The aim of the MathKinD project is twofold. Its first axis of research aim at providing a general mathematical method to infer kin distributions by stage/age/size, from any demographic model, by applying genealogical Markov chains methodology to Multitrait Population Projection Matrix (MPPM, Coste et al. 2017). The second axis of MathKinD is to implement close-kin demographic interactions (as for instance bi-parental care, grandparental care or siblings’ cooperation/competition) into MPPMs. With these models in hand, we will be able to disentangle the socio-demographic forces at stake in the coevolution of sociality with the peculiar LHT of our species, under different biological, environmental and cultural scenarios. We will also examine the reciprocal changes in kinship and demography of past transitioning societies (e.g., Neolithic), as well as enhance the demographic forecasting of contemporary populations that, whilst differing in their kinship systems, are all affected (and sometimes threatened) by ever increasing environmental perturbations.
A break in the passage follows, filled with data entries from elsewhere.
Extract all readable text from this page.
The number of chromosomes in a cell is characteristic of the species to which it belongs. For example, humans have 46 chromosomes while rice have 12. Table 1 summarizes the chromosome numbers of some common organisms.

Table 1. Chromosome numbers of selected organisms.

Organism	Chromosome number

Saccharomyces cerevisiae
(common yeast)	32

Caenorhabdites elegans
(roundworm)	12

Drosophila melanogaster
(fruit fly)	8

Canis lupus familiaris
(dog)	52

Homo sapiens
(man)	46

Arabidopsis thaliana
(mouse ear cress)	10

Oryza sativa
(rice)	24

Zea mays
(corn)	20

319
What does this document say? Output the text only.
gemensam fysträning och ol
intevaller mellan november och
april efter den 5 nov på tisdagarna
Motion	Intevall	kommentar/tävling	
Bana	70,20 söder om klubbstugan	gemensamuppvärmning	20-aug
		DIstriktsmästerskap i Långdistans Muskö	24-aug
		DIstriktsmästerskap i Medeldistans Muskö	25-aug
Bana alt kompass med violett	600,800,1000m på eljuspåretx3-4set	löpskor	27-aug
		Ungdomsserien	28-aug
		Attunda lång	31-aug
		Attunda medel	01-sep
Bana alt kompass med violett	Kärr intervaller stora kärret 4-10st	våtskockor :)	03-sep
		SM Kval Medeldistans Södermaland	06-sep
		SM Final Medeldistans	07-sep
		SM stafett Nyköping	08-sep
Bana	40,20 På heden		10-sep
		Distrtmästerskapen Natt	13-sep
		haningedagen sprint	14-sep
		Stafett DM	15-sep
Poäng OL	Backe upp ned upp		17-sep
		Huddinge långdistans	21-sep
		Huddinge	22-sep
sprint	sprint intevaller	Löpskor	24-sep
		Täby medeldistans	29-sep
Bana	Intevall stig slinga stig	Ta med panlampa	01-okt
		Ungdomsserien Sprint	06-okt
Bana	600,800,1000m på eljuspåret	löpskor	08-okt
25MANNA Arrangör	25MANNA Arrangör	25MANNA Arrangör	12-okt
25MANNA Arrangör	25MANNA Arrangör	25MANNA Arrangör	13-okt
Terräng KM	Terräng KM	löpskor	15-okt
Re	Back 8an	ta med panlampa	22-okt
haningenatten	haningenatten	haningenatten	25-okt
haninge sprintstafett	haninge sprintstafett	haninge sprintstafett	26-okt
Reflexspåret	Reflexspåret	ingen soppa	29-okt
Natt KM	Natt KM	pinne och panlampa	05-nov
2008 – Lecturer of the National Museum of Natural History, Paris, France
2005-2008 Postdoctoral fellow, Evolutionary Demography Team, Max Planck Institute for Demographic Research, Rostock, Germany
2000-2004 Ph.D thesis in Human Ecology and Demography, Musée de l’Homme, Paris, France. Subject : « Investissement maternel et survie de l’enfant:approche démographique, génétique et évolutive » (supervisor : Pr. E. Heyer).
Rewarded by the “Prix Bertillon de la Société d’Anthropologie de Paris”, 2004).
1999 – 2000 Master’s Degree in Human Population Demography and Biology. Museum National d’Histoire Naturelle, Paris, France. Subject : « Study of selective pressures on BRCA1 breast cancer susceptibility gene » (supervisor : Pr. E. Heyer).
1998 – 1999 Bachelor’s Honours in Cellular Biology and Biochemistry, University of Sciences, Angers, France. Internship in epidemiology- Genetics, Center of Cancerology, Paul Papin, Angers, France. Subject : « Determination of an optimal strategy to detect BRCA1 mutations by analyzing familial breast and ovarian cancer profiles » (supervisor : Dr A. Daver).